For an employer, the advantage to having an integrated benefit is that, if employees don't receive the appropriate treatment for mental health or substance abuse issues, they are likely to experience higher medical claims, poor productivity, increased absenteeism, short- and long-term disability claims and FMLA claims. All of a sudden, you are facing myriad productivity and financial ramifications due to poor access to specialized providers.
If you own a business in which, for example, you have someone on a ladder every day and that person has a substance abuse issue, and is not getting treated properly because the benefit isn't good enough, the odds are good that that person is going to fall off the ladder eventually. That is a worksite liability for you as an employer, as well as a health care issue.
What would you say to an employer who says the company can't afford to cover behavioral health issues?
Practically speaking, you can't exclude behavioral health conditions, because the cost is going to show up somewhere in the total medical cost of care. Depressed employees will go to a primary care physician and say they are upset, are depressed or are anxious. Even if your plan excludes adequate behavioral health benefits, the employee will be treated for anxiety or depression but may not necessarily be treated correctly.
Mental health patients don't just go away; they still show up elsewhere in the medical system. If employees have substance abuse problems, they'll show up in neurology, in primary care or in emergency rooms. The result is that people with specific conditions are being forced to see professionals who are not specialists in the area in which they need help. As an employer, you're still paying for it, but it's not being addressed correctly.
Think of depression as an 'emotional flu.' If you have diabetes and you have to watch your diet, take insulin and exercise three times a week, but you feel like you have the flu, you're not going to exercise as much as you should. Depression saps your energy and mitigates thinking patterns, which, as a result, can have an adverse impact on the physical problem.

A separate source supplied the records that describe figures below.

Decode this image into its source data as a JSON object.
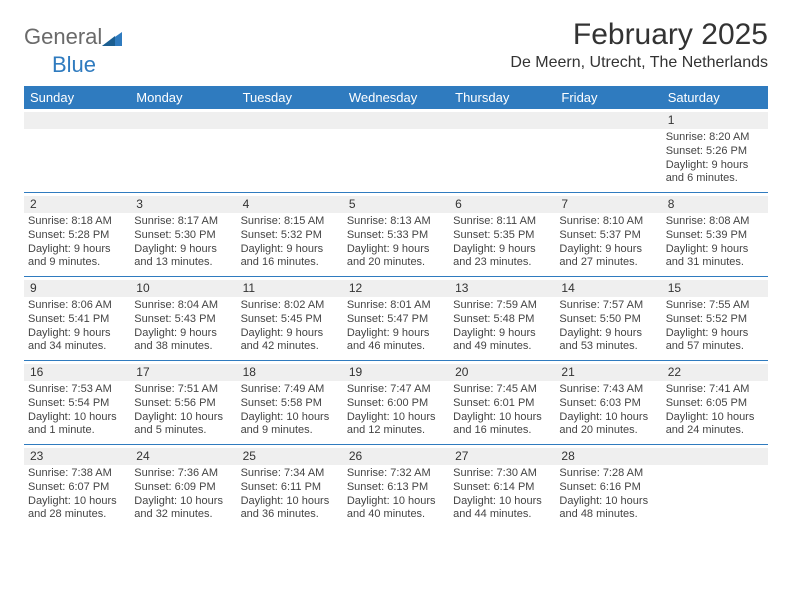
{
  "logo": {
    "text1": "General",
    "text2": "Blue"
  },
  "title": "February 2025",
  "location": "De Meern, Utrecht, The Netherlands",
  "colors": {
    "header_bar": "#2f7bbf",
    "daynum_bg": "#efefef",
    "text": "#333333",
    "rule": "#2f7bbf"
  },
  "days_of_week": [
    "Sunday",
    "Monday",
    "Tuesday",
    "Wednesday",
    "Thursday",
    "Friday",
    "Saturday"
  ],
  "weeks": [
    [
      {
        "n": "",
        "sunrise": "",
        "sunset": "",
        "daylight": ""
      },
      {
        "n": "",
        "sunrise": "",
        "sunset": "",
        "daylight": ""
      },
      {
        "n": "",
        "sunrise": "",
        "sunset": "",
        "daylight": ""
      },
      {
        "n": "",
        "sunrise": "",
        "sunset": "",
        "daylight": ""
      },
      {
        "n": "",
        "sunrise": "",
        "sunset": "",
        "daylight": ""
      },
      {
        "n": "",
        "sunrise": "",
        "sunset": "",
        "daylight": ""
      },
      {
        "n": "1",
        "sunrise": "Sunrise: 8:20 AM",
        "sunset": "Sunset: 5:26 PM",
        "daylight": "Daylight: 9 hours and 6 minutes."
      }
    ],
    [
      {
        "n": "2",
        "sunrise": "Sunrise: 8:18 AM",
        "sunset": "Sunset: 5:28 PM",
        "daylight": "Daylight: 9 hours and 9 minutes."
      },
      {
        "n": "3",
        "sunrise": "Sunrise: 8:17 AM",
        "sunset": "Sunset: 5:30 PM",
        "daylight": "Daylight: 9 hours and 13 minutes."
      },
      {
        "n": "4",
        "sunrise": "Sunrise: 8:15 AM",
        "sunset": "Sunset: 5:32 PM",
        "daylight": "Daylight: 9 hours and 16 minutes."
      },
      {
        "n": "5",
        "sunrise": "Sunrise: 8:13 AM",
        "sunset": "Sunset: 5:33 PM",
        "daylight": "Daylight: 9 hours and 20 minutes."
      },
      {
        "n": "6",
        "sunrise": "Sunrise: 8:11 AM",
        "sunset": "Sunset: 5:35 PM",
        "daylight": "Daylight: 9 hours and 23 minutes."
      },
      {
        "n": "7",
        "sunrise": "Sunrise: 8:10 AM",
        "sunset": "Sunset: 5:37 PM",
        "daylight": "Daylight: 9 hours and 27 minutes."
      },
      {
        "n": "8",
        "sunrise": "Sunrise: 8:08 AM",
        "sunset": "Sunset: 5:39 PM",
        "daylight": "Daylight: 9 hours and 31 minutes."
      }
    ],
    [
      {
        "n": "9",
        "sunrise": "Sunrise: 8:06 AM",
        "sunset": "Sunset: 5:41 PM",
        "daylight": "Daylight: 9 hours and 34 minutes."
      },
      {
        "n": "10",
        "sunrise": "Sunrise: 8:04 AM",
        "sunset": "Sunset: 5:43 PM",
        "daylight": "Daylight: 9 hours and 38 minutes."
      },
      {
        "n": "11",
        "sunrise": "Sunrise: 8:02 AM",
        "sunset": "Sunset: 5:45 PM",
        "daylight": "Daylight: 9 hours and 42 minutes."
      },
      {
        "n": "12",
        "sunrise": "Sunrise: 8:01 AM",
        "sunset": "Sunset: 5:47 PM",
        "daylight": "Daylight: 9 hours and 46 minutes."
      },
      {
        "n": "13",
        "sunrise": "Sunrise: 7:59 AM",
        "sunset": "Sunset: 5:48 PM",
        "daylight": "Daylight: 9 hours and 49 minutes."
      },
      {
        "n": "14",
        "sunrise": "Sunrise: 7:57 AM",
        "sunset": "Sunset: 5:50 PM",
        "daylight": "Daylight: 9 hours and 53 minutes."
      },
      {
        "n": "15",
        "sunrise": "Sunrise: 7:55 AM",
        "sunset": "Sunset: 5:52 PM",
        "daylight": "Daylight: 9 hours and 57 minutes."
      }
    ],
    [
      {
        "n": "16",
        "sunrise": "Sunrise: 7:53 AM",
        "sunset": "Sunset: 5:54 PM",
        "daylight": "Daylight: 10 hours and 1 minute."
      },
      {
        "n": "17",
        "sunrise": "Sunrise: 7:51 AM",
        "sunset": "Sunset: 5:56 PM",
        "daylight": "Daylight: 10 hours and 5 minutes."
      },
      {
        "n": "18",
        "sunrise": "Sunrise: 7:49 AM",
        "sunset": "Sunset: 5:58 PM",
        "daylight": "Daylight: 10 hours and 9 minutes."
      },
      {
        "n": "19",
        "sunrise": "Sunrise: 7:47 AM",
        "sunset": "Sunset: 6:00 PM",
        "daylight": "Daylight: 10 hours and 12 minutes."
      },
      {
        "n": "20",
        "sunrise": "Sunrise: 7:45 AM",
        "sunset": "Sunset: 6:01 PM",
        "daylight": "Daylight: 10 hours and 16 minutes."
      },
      {
        "n": "21",
        "sunrise": "Sunrise: 7:43 AM",
        "sunset": "Sunset: 6:03 PM",
        "daylight": "Daylight: 10 hours and 20 minutes."
      },
      {
        "n": "22",
        "sunrise": "Sunrise: 7:41 AM",
        "sunset": "Sunset: 6:05 PM",
        "daylight": "Daylight: 10 hours and 24 minutes."
      }
    ],
    [
      {
        "n": "23",
        "sunrise": "Sunrise: 7:38 AM",
        "sunset": "Sunset: 6:07 PM",
        "daylight": "Daylight: 10 hours and 28 minutes."
      },
      {
        "n": "24",
        "sunrise": "Sunrise: 7:36 AM",
        "sunset": "Sunset: 6:09 PM",
        "daylight": "Daylight: 10 hours and 32 minutes."
      },
      {
        "n": "25",
        "sunrise": "Sunrise: 7:34 AM",
        "sunset": "Sunset: 6:11 PM",
        "daylight": "Daylight: 10 hours and 36 minutes."
      },
      {
        "n": "26",
        "sunrise": "Sunrise: 7:32 AM",
        "sunset": "Sunset: 6:13 PM",
        "daylight": "Daylight: 10 hours and 40 minutes."
      },
      {
        "n": "27",
        "sunrise": "Sunrise: 7:30 AM",
        "sunset": "Sunset: 6:14 PM",
        "daylight": "Daylight: 10 hours and 44 minutes."
      },
      {
        "n": "28",
        "sunrise": "Sunrise: 7:28 AM",
        "sunset": "Sunset: 6:16 PM",
        "daylight": "Daylight: 10 hours and 48 minutes."
      },
      {
        "n": "",
        "sunrise": "",
        "sunset": "",
        "daylight": ""
      }
    ]
  ]
}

Mental health represents 3 to 5 percent of premium coverage in terms of cost to the employer. The bang for your buck, however, far exceeds that. Studies show that if someone has a medical condition that costs them $1 over the course of a year, if the exact same person also has bipolar illness, that person will spend $1.25 to $1.30 per year on the exact same illness excluding psychiatric care costs. The bipolar illness impacts compliance that results in poor health and increased costs.

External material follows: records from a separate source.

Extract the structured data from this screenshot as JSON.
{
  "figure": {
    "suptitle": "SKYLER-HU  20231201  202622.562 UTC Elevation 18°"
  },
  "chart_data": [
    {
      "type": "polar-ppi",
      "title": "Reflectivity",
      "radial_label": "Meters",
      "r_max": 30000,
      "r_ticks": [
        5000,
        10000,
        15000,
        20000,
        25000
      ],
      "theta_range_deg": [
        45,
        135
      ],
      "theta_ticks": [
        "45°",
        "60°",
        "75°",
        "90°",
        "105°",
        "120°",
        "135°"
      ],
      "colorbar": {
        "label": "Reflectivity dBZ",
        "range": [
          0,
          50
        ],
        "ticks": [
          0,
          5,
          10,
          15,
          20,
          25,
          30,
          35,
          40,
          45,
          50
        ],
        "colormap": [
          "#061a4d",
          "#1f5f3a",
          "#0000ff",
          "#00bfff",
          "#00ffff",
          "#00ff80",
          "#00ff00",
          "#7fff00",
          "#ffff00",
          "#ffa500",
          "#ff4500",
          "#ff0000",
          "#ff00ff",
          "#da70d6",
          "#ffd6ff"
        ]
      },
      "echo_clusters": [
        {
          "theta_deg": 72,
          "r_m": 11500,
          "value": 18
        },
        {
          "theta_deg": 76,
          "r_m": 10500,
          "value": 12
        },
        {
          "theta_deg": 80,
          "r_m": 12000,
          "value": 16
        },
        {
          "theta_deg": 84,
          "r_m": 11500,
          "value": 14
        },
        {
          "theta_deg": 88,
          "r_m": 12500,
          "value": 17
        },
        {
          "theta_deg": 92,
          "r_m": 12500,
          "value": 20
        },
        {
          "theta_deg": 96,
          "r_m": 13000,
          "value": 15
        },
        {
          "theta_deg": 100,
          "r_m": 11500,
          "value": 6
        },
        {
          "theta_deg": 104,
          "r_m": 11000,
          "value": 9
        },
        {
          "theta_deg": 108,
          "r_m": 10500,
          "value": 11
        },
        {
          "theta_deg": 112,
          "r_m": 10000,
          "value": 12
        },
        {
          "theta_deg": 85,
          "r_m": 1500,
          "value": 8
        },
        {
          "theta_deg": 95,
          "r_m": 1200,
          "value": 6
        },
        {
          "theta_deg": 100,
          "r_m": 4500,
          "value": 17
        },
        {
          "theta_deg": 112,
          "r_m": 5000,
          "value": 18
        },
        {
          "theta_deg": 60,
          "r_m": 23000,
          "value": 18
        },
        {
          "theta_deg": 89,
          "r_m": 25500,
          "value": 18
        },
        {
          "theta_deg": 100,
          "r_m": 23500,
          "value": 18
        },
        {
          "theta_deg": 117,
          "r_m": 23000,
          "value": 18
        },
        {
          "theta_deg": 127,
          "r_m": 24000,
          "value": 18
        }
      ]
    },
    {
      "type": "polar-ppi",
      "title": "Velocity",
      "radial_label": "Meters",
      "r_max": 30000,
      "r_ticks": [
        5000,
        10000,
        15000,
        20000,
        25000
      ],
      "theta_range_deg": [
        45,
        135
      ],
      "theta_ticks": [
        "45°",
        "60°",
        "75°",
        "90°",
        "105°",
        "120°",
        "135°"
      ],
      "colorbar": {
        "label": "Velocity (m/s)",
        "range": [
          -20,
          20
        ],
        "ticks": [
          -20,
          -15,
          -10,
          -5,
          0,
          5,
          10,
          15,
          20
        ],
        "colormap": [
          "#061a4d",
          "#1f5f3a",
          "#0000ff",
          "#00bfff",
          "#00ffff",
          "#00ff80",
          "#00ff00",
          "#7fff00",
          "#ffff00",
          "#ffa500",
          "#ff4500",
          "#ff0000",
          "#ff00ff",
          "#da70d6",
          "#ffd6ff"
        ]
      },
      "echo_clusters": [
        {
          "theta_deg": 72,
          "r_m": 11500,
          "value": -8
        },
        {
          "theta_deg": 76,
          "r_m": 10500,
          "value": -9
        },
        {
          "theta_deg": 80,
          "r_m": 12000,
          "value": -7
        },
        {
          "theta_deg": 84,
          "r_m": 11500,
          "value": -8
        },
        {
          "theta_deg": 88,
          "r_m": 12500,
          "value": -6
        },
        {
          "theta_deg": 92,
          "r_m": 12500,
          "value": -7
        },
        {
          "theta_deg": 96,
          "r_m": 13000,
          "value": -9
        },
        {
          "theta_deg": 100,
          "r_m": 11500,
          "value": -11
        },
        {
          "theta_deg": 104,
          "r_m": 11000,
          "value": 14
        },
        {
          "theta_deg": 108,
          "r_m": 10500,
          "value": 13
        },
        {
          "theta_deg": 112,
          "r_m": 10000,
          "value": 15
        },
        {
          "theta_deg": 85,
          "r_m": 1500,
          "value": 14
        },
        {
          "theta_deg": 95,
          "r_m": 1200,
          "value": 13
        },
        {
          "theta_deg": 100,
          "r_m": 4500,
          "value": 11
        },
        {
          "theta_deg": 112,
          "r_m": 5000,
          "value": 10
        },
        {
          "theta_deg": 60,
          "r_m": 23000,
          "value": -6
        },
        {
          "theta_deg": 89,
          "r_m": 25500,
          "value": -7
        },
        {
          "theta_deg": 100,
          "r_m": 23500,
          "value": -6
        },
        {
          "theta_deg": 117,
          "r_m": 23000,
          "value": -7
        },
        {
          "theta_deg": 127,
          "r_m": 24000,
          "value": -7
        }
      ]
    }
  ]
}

As an employer, if you don't help employees take care of behavioral health issues, it's going to impact everything else that goes on with that person. When the employee really needs it, you're not giving that person the expertise he or she requires and you're going to pay dearly covering other issues that result.

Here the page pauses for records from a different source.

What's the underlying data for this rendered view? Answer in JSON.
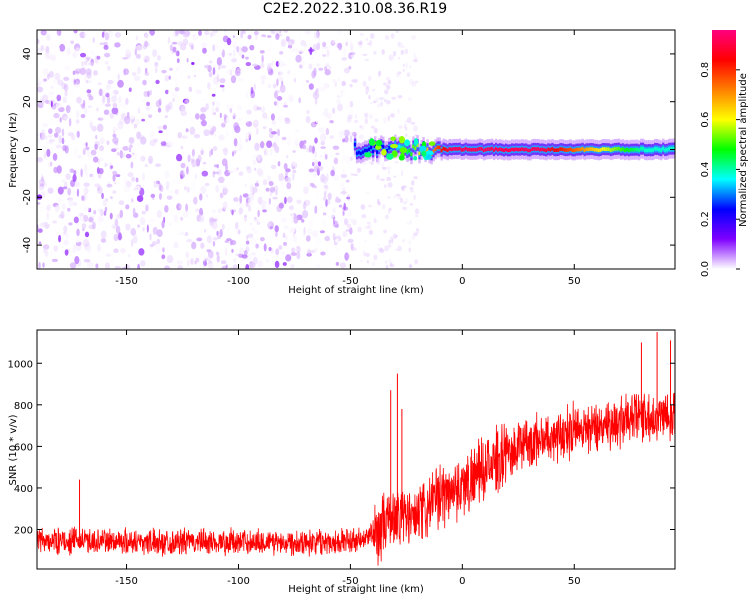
{
  "title": "C2E2.2022.310.08.36.R19",
  "chart_data": [
    {
      "type": "heatmap",
      "xlabel": "Height of straight line (km)",
      "ylabel": "Frequency (Hz)",
      "xlim": [
        -190,
        95
      ],
      "ylim": [
        -50,
        50
      ],
      "xticks": [
        -150,
        -100,
        -50,
        0,
        50
      ],
      "yticks": [
        -40,
        -20,
        0,
        20,
        40
      ],
      "colorbar": {
        "label": "Normalized spectral amplitude",
        "range": [
          0,
          0.96
        ],
        "ticks": [
          0.0,
          0.2,
          0.4,
          0.6,
          0.8
        ],
        "colormap": [
          "#ffffff",
          "#7f00ff",
          "#0000ff",
          "#00ffff",
          "#00ff00",
          "#ffff00",
          "#ff8000",
          "#ff0000",
          "#ff007f"
        ]
      },
      "noise_region_x": [
        -190,
        -48
      ],
      "sparse_region_x": [
        -48,
        -20
      ],
      "signal_band": {
        "x_start": -48,
        "x_end": 95,
        "center_frequency_hz": 0,
        "peak_x": [
          -5,
          35
        ],
        "peak_amplitude": 0.96
      }
    },
    {
      "type": "line",
      "xlabel": "Height of straight line (km)",
      "ylabel": "SNR (10 * v/v)",
      "xlim": [
        -190,
        95
      ],
      "ylim": [
        10,
        1160
      ],
      "xticks": [
        -150,
        -100,
        -50,
        0,
        50
      ],
      "yticks": [
        200,
        400,
        600,
        800,
        1000
      ],
      "series": [
        {
          "color": "#ff0000",
          "trend": {
            "x": [
              -190,
              -160,
              -130,
              -100,
              -70,
              -45,
              -38,
              -30,
              -25,
              -20,
              -15,
              -10,
              -5,
              0,
              10,
              20,
              30,
              40,
              50,
              60,
              70,
              80,
              90,
              95
            ],
            "y": [
              145,
              145,
              140,
              140,
              142,
              145,
              190,
              270,
              260,
              250,
              310,
              360,
              390,
              410,
              490,
              570,
              620,
              650,
              680,
              700,
              720,
              740,
              760,
              760
            ]
          },
          "spikes": [
            {
              "x": -171,
              "y": 440
            },
            {
              "x": -32,
              "y": 870
            },
            {
              "x": -29,
              "y": 950
            },
            {
              "x": -27,
              "y": 780
            },
            {
              "x": 80,
              "y": 1100
            },
            {
              "x": 87,
              "y": 1150
            },
            {
              "x": 93,
              "y": 1110
            }
          ]
        }
      ]
    }
  ]
}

How can employers encourage employees to overcome the stigma of behavioral health issues and get the help they need?
Although the stigma is not what it used to be, it still exists. You have to educate people that regardless of their health condition, if they are in pain, it makes sense to treat it and, more important, if you are going to go out of your way to get it treated, go to the right professional to get it treated correctly.
The majority of all anti-depressants are prescribed by primary care doctors. A large portion of those are given inappropriately, either for too short a period of time or in too low a dosage. If that's the case, the patient is taking a drug but not getting the benefit he or she needs. You wouldn't go to a podiatrist if you have a toothache, so if someone has a mental illness or a substance abuse problem, you want that person to go to a psychiatrist, psychologist, social worker or other mental health professional.
How can an employer get started implementing a plan that integrates behavioral health with medical health?
Oftentimes, employers have concerns but don't know who to talk to. When it comes to behavioral health, call your account representative and say, 'I don't even know the right question to ask, but I want to talk about how to improve our medical benefits.'
Under health care reform, the rules are not clear, and many employers don't understand what they can and can't do. They are worried about liability, both financial and legal. And sometimes they suffer from paralysis, either from too much or too little information.
But you have to treat it like any other business decision. Health care costs are eating at the bottom line and you have to address them. You can no longer ignore them because doing so will affect your ability to add employees and diversify your company.